Ramya Mamidi, 22, an Indian American from Philadelphia, came with her sister to photograph the location. “You could really see the beauty of Switzerland in the show. I think that’s something they did really well,” she says.
Even these visiting fans see the risks of introducing tourism on this scale to such a small destination. On her visit, Lee expresses conflicting feelings: “I think it’s great that the show increased exposure to this place that otherwise wouldn’t have had that many visitors, but I could also see how it could be bad for the residents who live here, because of the increase of noise and disturbance.”
Some elderly locals sit on a bench within earshot of chattering tourists. Asked about the influx, one of the women frowns and says in her limited English: “Too much.”
“Local people can feel a little overwhelmed by the situation, especially by this lake,” adds Markus Berger, head of corporate communications at Switzerland Tourism. “It’s a small village, who normally have this beautiful place to themselves, and all of a sudden you have hundreds of tourists every day.”
He adds that the language barrier—residents mainly speak German in central Switzerland, along with the country’s remaining official languages French, Italian, and Romansh—forces a sort of culture clash on locals accustomed to few visitors.
Complaints to town officials have streamed in. Managing the number of visitors while finding ways to cash in on them will be vital to making this tourism wave more sustainable.
For now, momentum seems to be gaining.

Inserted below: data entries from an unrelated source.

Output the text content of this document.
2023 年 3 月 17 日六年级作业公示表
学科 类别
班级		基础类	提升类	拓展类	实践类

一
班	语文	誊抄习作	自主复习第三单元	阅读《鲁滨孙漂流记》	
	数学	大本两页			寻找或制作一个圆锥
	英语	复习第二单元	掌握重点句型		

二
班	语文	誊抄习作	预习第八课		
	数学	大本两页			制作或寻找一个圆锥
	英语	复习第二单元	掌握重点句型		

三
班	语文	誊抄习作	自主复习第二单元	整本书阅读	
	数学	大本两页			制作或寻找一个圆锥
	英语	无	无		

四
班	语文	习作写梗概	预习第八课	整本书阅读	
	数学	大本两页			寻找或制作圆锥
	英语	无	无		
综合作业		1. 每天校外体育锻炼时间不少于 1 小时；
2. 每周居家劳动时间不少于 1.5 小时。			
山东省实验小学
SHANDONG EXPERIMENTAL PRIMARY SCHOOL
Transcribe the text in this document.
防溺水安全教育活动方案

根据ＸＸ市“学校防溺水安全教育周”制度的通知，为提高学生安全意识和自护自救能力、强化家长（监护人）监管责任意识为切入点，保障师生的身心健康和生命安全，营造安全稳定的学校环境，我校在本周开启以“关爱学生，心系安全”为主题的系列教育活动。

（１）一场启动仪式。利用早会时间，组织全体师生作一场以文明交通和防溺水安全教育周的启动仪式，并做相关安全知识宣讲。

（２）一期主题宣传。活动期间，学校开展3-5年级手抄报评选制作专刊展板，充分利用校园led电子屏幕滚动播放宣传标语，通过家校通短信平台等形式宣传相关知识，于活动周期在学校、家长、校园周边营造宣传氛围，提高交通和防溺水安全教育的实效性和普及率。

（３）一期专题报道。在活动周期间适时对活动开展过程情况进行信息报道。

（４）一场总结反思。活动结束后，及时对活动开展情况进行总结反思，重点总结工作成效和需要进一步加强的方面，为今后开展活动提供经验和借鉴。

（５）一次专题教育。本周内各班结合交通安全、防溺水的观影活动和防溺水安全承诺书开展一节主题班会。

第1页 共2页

The new double-decker buses that started running from Bönigen to Iseltwald each transport up to 120 passengers, increasing capacity by 25 percent. Because parking is limited, buses must secure permits ahead of time. The sole alternative transport, due to limited parking for cars, is by ferry; ticket sales to Iseltwald are already up 40 percent year over year, says operator BLS Schiffahrt AG.
“Some say this is just a boom that will end, but we will continue to bring people over to Lake Brienz even when the drama is over,” says Berger. “It would be a pity not to bring people to this beautiful place.”